Despite all the tensions revealed by last week’s events – and long-running concerns about a new US-UK trade deal and the fallout from Northern Ireland’s exit from the European Union – other British diplomats insist that the special relationship will not suffer in the long run.
They particularly noted that the UK received the first call after Biden was elected president, and the first call after the fall of Kabul. Biden has also dedicated personal time to the relationship, visiting the UK in June ahead of the G7 summit – part of his first overseas trip since becoming president – and meeting the Queen.
Meanwhile, State Department officials in Washington have tried to downplay talk of the rift.
“Well, we certainly have an extraordinary partner in the British government,” Foreign Office spokesman Ned Price said on Wednesday, adding that the United States had discussed the withdrawal with its NATO allies at a meeting in Brussels in late March. “We have worked closely with our British allies on this matter.”

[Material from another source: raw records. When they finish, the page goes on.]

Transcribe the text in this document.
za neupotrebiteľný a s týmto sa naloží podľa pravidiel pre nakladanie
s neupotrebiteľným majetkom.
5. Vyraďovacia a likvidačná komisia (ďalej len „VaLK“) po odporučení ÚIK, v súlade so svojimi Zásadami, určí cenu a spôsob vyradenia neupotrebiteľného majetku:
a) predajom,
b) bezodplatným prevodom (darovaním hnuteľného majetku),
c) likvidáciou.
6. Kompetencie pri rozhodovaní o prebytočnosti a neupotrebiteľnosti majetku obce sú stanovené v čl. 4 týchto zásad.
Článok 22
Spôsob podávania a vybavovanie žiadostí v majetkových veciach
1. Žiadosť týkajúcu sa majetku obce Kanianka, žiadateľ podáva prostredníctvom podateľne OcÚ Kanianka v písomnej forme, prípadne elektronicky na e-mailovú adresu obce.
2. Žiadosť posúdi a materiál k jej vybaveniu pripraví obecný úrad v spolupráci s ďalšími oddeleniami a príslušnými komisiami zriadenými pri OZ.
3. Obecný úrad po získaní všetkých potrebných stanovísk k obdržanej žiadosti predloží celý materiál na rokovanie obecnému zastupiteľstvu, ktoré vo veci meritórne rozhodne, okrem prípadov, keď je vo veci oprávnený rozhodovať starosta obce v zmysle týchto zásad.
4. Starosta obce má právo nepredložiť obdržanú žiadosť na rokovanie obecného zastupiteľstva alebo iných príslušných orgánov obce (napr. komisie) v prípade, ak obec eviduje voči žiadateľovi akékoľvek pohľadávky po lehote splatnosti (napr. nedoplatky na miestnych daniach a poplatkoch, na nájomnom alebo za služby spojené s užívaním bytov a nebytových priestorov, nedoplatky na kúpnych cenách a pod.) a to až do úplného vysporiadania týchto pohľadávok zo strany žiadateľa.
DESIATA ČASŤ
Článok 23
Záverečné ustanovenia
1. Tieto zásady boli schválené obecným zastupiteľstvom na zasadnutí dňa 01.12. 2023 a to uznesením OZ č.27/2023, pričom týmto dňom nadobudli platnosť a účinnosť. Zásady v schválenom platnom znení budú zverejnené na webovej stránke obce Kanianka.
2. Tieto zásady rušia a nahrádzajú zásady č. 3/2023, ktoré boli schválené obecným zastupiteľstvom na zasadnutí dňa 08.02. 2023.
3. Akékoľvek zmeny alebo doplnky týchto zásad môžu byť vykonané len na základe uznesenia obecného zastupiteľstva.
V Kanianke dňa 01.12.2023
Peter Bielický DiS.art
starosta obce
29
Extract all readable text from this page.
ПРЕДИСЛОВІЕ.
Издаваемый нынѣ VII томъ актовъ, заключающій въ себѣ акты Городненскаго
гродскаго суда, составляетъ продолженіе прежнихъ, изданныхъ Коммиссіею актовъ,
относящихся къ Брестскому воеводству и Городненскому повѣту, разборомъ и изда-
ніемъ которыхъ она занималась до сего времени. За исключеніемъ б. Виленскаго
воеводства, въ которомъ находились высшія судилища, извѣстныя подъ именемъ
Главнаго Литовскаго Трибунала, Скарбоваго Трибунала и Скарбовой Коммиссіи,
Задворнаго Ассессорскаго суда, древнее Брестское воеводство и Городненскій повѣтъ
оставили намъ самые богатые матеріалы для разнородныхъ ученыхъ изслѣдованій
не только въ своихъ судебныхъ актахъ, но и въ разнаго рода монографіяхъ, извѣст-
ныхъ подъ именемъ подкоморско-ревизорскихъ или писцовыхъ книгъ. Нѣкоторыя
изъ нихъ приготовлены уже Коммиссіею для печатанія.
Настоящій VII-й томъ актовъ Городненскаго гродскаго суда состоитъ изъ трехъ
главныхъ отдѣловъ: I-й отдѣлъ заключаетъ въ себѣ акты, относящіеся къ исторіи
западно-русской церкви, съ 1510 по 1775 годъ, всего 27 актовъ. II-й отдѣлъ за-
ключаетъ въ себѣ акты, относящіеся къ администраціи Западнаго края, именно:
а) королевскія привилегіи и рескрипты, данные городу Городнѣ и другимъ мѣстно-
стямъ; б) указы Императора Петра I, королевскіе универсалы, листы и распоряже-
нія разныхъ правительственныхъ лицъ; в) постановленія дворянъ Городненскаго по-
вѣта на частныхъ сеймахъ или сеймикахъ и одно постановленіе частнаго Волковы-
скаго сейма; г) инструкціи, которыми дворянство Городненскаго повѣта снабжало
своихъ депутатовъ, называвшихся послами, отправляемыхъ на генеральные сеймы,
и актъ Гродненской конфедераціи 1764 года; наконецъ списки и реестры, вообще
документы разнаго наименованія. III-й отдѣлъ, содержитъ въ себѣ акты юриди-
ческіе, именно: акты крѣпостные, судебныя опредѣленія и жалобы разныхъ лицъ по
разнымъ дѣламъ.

Tom Tugendhat, chair of the House of Commons Foreign Affairs Select Committee, said the priority for Johnson’s government was to ensure that “the current tendency toward isolationism in the United States does not get worse”. “The ties go much deeper than anyone in the White House or Downing Street,” he added.
Sir Malcolm Rifkind, former Secretary of State and Defense, also argued that the split would not have a “substantial destructive effect” on transatlantic relations. The United States, especially under President Biden, understands perfectly well that even as the world’s largest superpower, it needs allies when pursuing its foreign policy across a whole range of different areas on different problems around the world. If the UK is not their closest ally, the question should be, who? “
But the UK’s unwilling withdrawal from Afghanistan raises questions about its standing abroad, particularly in the wake of Brexit and Johnson’s “Global Britain” agenda. Some have expressed fears that the withdrawal could undermine Britain’s credibility abroad as the Queen Elizabeth aircraft carrier deployed to Asia seeks to publicize the UK’s strengths as an ally.
“What is the price of the UK’s promises and commitment to people at risk? Together with the US, I fear they are worthless,” said General Lord David Richards, former head of the British Armed Forces. “The impact of this tragedy on Britain’s influence, reputation and ability to do so world-wide things that will last a long time.”